The LSE rebuffed a buyout bid from Nasdaq in late March. Under British takeover rules, Nasdaq must wait six months before making a new bid.
Greifeld said he could not contemplate making a bid until October. "We can't bid for the whole enterprise until October we can't contemplate a bid until October," he said.
Greifeld also said that in the long term he expects Nasdaq's debt rating to return to investment grade.
He said he expects Nasdaq to win exchange status by August 1. Nasdaq's long-delayed application to become a registered securities exchange was approved by the U.S. Securities and Exchange Commission in January.
Greifeld originally expected Nasdaq to begin operating as an exchange in the 2006 second quarter. The change, under consideration since 2001, is key to Nasdaq's gaining full independence from regulatory Organisation NASD.
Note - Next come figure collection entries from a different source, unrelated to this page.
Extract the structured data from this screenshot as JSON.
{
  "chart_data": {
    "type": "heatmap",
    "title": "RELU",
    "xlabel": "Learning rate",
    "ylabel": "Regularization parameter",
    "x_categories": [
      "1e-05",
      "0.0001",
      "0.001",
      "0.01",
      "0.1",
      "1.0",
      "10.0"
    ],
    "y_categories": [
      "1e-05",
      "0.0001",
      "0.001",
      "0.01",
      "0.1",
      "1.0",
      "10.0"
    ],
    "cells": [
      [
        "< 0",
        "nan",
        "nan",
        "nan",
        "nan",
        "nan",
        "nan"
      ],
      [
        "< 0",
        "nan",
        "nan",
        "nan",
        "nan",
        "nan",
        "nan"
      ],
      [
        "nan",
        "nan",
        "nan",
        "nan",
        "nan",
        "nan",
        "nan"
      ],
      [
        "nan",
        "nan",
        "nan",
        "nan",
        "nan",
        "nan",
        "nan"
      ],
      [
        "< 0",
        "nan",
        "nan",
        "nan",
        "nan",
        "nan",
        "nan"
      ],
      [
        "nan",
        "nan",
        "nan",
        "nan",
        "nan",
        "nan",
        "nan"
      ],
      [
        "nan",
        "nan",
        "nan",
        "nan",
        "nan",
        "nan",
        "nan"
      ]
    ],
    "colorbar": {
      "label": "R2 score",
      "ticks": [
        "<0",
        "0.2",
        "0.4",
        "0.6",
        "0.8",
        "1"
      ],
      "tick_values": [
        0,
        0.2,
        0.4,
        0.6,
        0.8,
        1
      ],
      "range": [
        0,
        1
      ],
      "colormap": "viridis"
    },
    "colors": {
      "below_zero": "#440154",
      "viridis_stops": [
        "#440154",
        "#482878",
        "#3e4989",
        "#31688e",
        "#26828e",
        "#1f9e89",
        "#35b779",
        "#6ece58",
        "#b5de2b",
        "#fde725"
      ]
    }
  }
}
The exchange sector has been swept by a wave of consolidation recently as marts look to cut costs in an increasingly competitive and commoditised market. The race is currently on to create the first transatlantic stock exchange.
Last week, NYSE Group Inc., operator of the New York Stock Exchange, sealed an agreement to buy the pan-European exchange Euronext for 7.9 billion euros ($10.20 billion). The deal is expected to close in six months, but rival suitor Deutsche Boerse AG has vowed not to give up trying to secure its own tie-up with Euronext.